The fleet of boats are grouped into 6 groups. Each group will set off one week apart from slowest to fastest with the last, aptly named Super-Zero, having some substantial catching up to do. This staggered start ensures that safety is maintained, as the first possible rescue vehicle will be a fellow competitor. It also creates a thrilling spectacle for spectators watching the satellite trackers as the slower, steady cruisers are chased by performance thirsty skippers on faster boats.
The boats that the entrants sail are specifically designed for this Event and have been proven in two previous Global Challenge races (the British Steel race of 1992/93 and the BT Global Challenge 2000/01). They are safe, seaworthy, have great performance under a variety of conditions and allow for a relatively quick circumnavigation.
The entrants will set off between August 26 and January 6 from the port of A Coruna, Spain and will then travel clockwise around the world against the spin of the earth. They must leave “The Antarctic Region” and all known ice to starboard and the three Great Capes to port.
They will be self-sufficient for long periods, navigating with a sextant and paper charts, writing logbooks and talking to loved ones only when they can receive a satellite phone signal. Each entrant will also complete a World Sailing/ISAF Approved Offshore Personal Survival Training course to ensure that they can be prepared for and cope with serious emergencies without the need for outside assistance.
Sailors in this event must pass through some of the most hostile environments on Earth. They face sleep deprivation, cold temperatures and extreme weather conditions. During the race, sailors are completely self-sufficient and must rely on their own skills and knowledge to survive. They also have to write daily logs, and only talk to loved ones when long-range radio communication allows them to do so.
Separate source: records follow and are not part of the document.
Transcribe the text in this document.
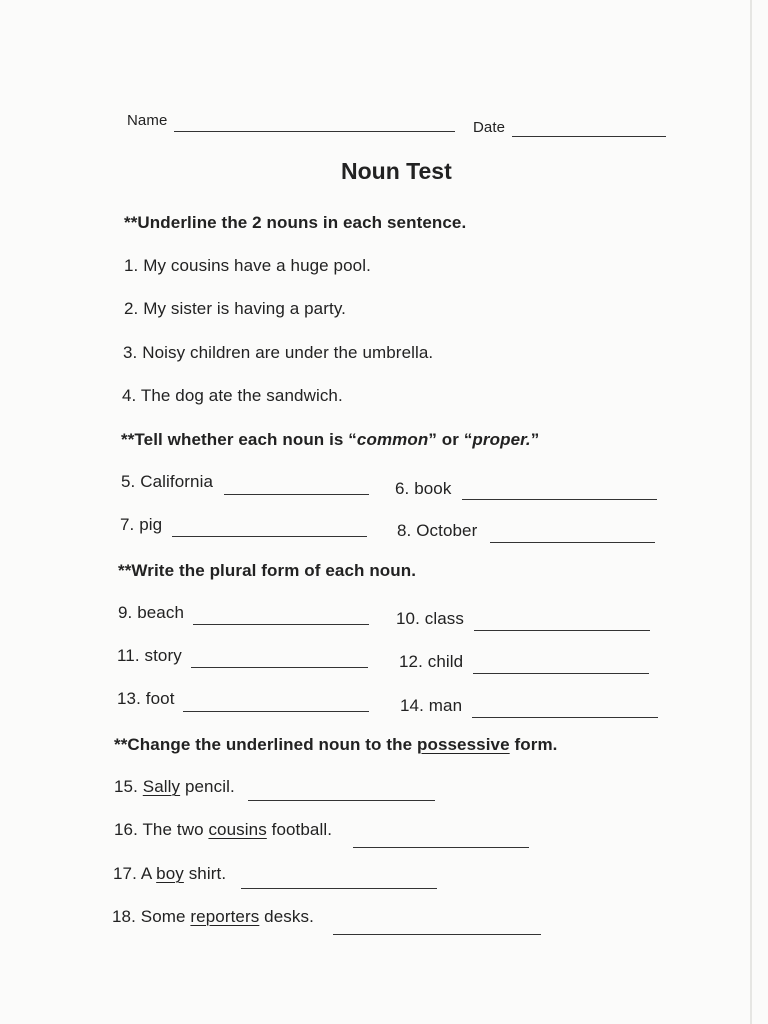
Name	Date
Noun Test
**Underline the 2 nouns in each sentence.
1. My cousins have a huge pool.
2. My sister is having a party.
3. Noisy children are under the umbrella.
4. The dog ate the sandwich.
**Tell whether each noun is “common” or “proper.”
5. California	6. book
7. pig	8. October
**Write the plural form of each noun.
9. beach	10. class
11. story	12. child
13. foot	14. man
**Change the underlined noun to the possessive form.
15. Sally pencil.
16. The two cousins football.
17. A boy shirt.
18. Some reporters desks.
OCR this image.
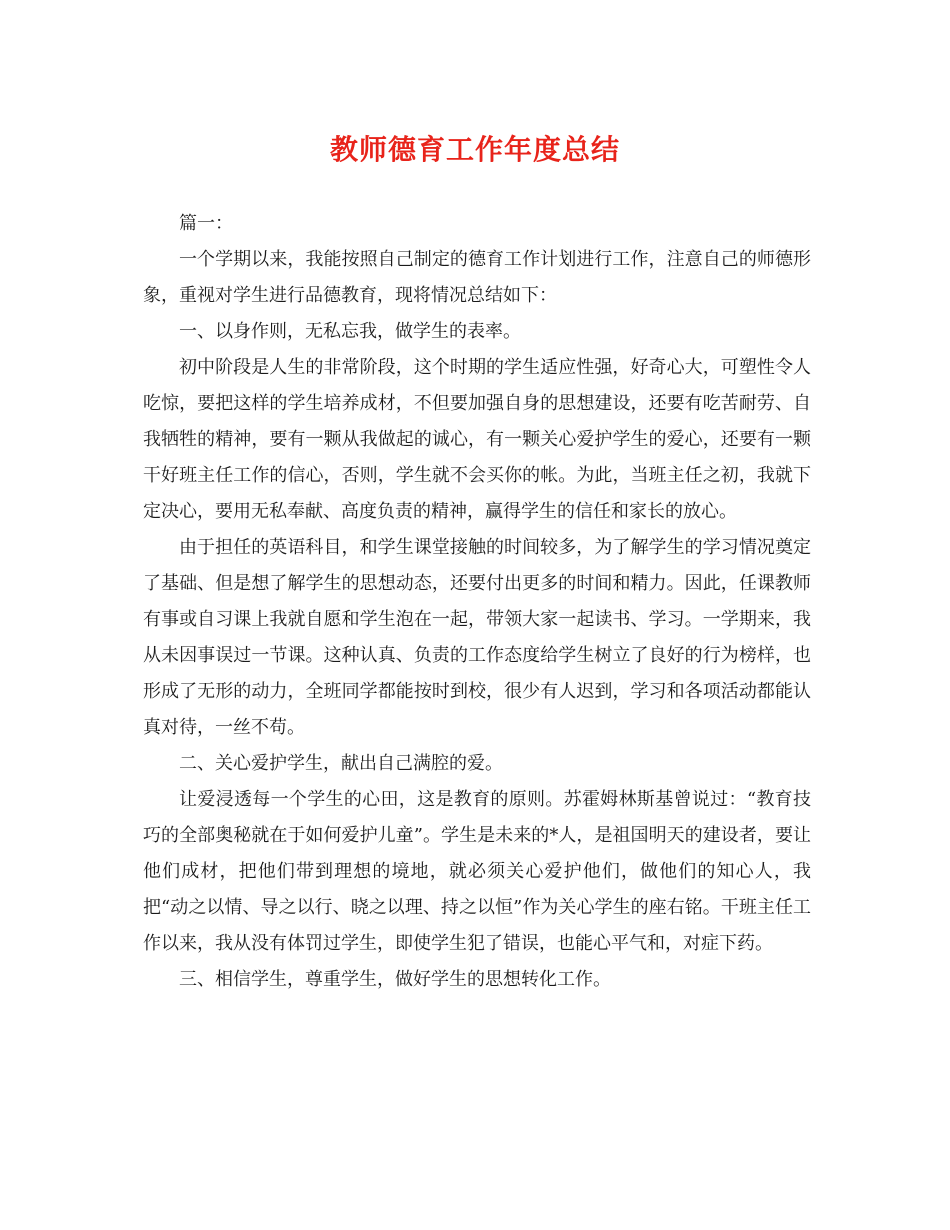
教师德育工作年度总结

篇一：

一个学期以来，我能按照自己制定的德育工作计划进行工作，注意自己的师德形象，重视对学生进行品德教育，现将情况总结如下：

一、以身作则，无私忘我，做学生的表率。

初中阶段是人生的非常阶段，这个时期的学生适应性强，好奇心大，可塑性令人吃惊，要把这样的学生培养成材，不但要加强自身的思想建设，还要有吃苦耐劳、自我牺牲的精神，要有一颗从我做起的诚心，有一颗关心爱护学生的爱心，还要有一颗干好班主任工作的信心，否则，学生就不会买你的帐。为此，当班主任之初，我就下定决心，要用无私奉献、高度负责的精神，赢得学生的信任和家长的放心。

由于担任的英语科目，和学生课堂接触的时间较多，为了解学生的学习情况奠定了基础、但是想了解学生的思想动态，还要付出更多的时间和精力。因此，任课教师有事或自习课上我就自愿和学生泡在一起，带领大家一起读书、学习。一学期来，我从未因事误过一节课。这种认真、负责的工作态度给学生树立了良好的行为榜样，也形成了无形的动力，全班同学都能按时到校，很少有人迟到，学习和各项活动都能认真对待，一丝不苟。

二、关心爱护学生，献出自己满腔的爱。

让爱浸透每一个学生的心田，这是教育的原则。苏霍姆林斯基曾说过：“教育技巧的全部奥秘就在于如何爱护儿童”。学生是未来的*人，是祖国明天的建设者，要让他们成材，把他们带到理想的境地，就必须关心爱护他们，做他们的知心人，我把“动之以情、导之以行、晓之以理、持之以恒”作为关心学生的座右铭。干班主任工作以来，我从没有体罚过学生，即使学生犯了错误，也能心平气和，对症下药。

三、相信学生，尊重学生，做好学生的思想转化工作。
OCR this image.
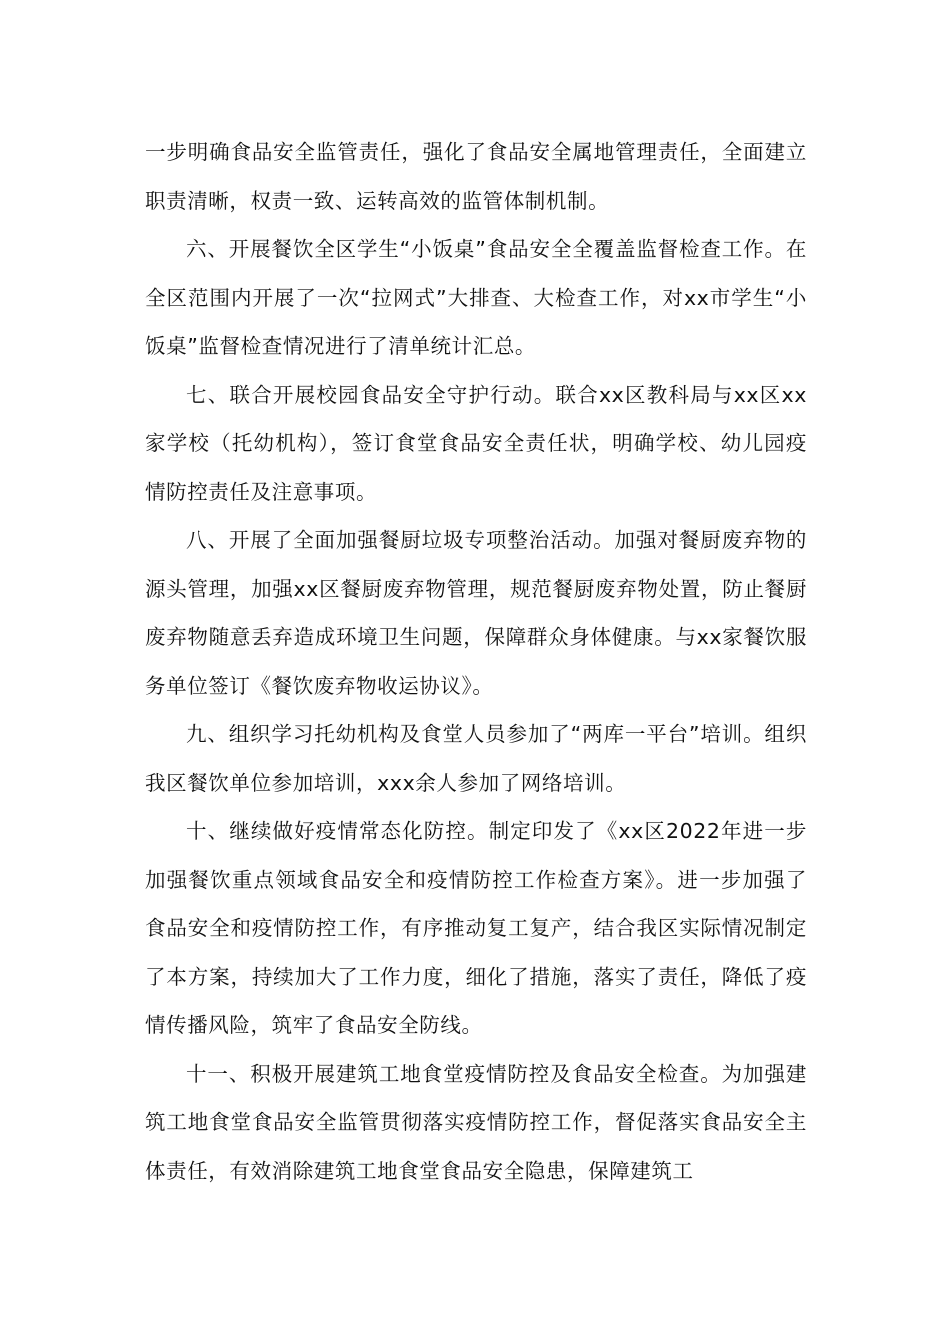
一步明确食品安全监管责任，强化了食品安全属地管理责任，全面建立职责清晰，权责一致、运转高效的监管体制机制。

六、开展餐饮全区学生“小饭桌”食品安全全覆盖监督检查工作。在全区范围内开展了一次“拉网式”大排查、大检查工作，对xx市学生“小饭桌”监督检查情况进行了清单统计汇总。

七、联合开展校园食品安全守护行动。联合xx区教科局与xx区xx家学校（托幼机构），签订食堂食品安全责任状，明确学校、幼儿园疫情防控责任及注意事项。

八、开展了全面加强餐厨垃圾专项整治活动。加强对餐厨废弃物的源头管理，加强xx区餐厨废弃物管理，规范餐厨废弃物处置，防止餐厨废弃物随意丢弃造成环境卫生问题，保障群众身体健康。与xx家餐饮服务单位签订《餐饮废弃物收运协议》。

九、组织学习托幼机构及食堂人员参加了“两库一平台”培训。组织我区餐饮单位参加培训，xxx余人参加了网络培训。

十、继续做好疫情常态化防控。制定印发了《xx区2022年进一步加强餐饮重点领域食品安全和疫情防控工作检查方案》。进一步加强了食品安全和疫情防控工作，有序推动复工复产，结合我区实际情况制定了本方案，持续加大了工作力度，细化了措施，落实了责任，降低了疫情传播风险，筑牢了食品安全防线。

十一、积极开展建筑工地食堂疫情防控及食品安全检查。为加强建筑工地食堂食品安全监管贯彻落实疫情防控工作，督促落实食品安全主体责任，有效消除建筑工地食堂食品安全隐患，保障建筑工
Unlike other single-handed sailing races, this one does not place winning as the primary goal. Instead, it is for those who are willing to risk everything in order to achieve their dreams of a world circumnavigation.
The organizers of this race have put in place stringent rules for the boats and participants to ensure that everyone’s safety is paramount. These include medical and survival training. They have also hired Josh Hall, an experienced round-the-world sailor who has extensive experience in crisis at sea management. He oversees the event’s safety requirements and ensures that all boats comply with Global Challenge regulations.
As the competitors race 36,000 miles around the world on sailboats, they are also part-time citizen scientists. Their boats are outfitted with tools that gather data on how climate change is impacting the oceans.
Unlike the high-budget, professional events that are dominated by professional sailors, this event is open to anyone with the determination and skill to make a single-handed circumnavigation of the globe. It is designed to bridge the gap between the world of professional sailing and the very human ambition that many of us have for a one-man round the world race.
This year the competitors will drop surface drifter buoys that collect weather and ocean data to improve weather forecasting, including tracking extreme events like hurricanes. They will also take water samples to assess the health of the oceans, which absorb 90% of excess heat from human activities and provide half of the oxygen we breathe. Their analysis will help inform policies to protect these life-sustaining waters.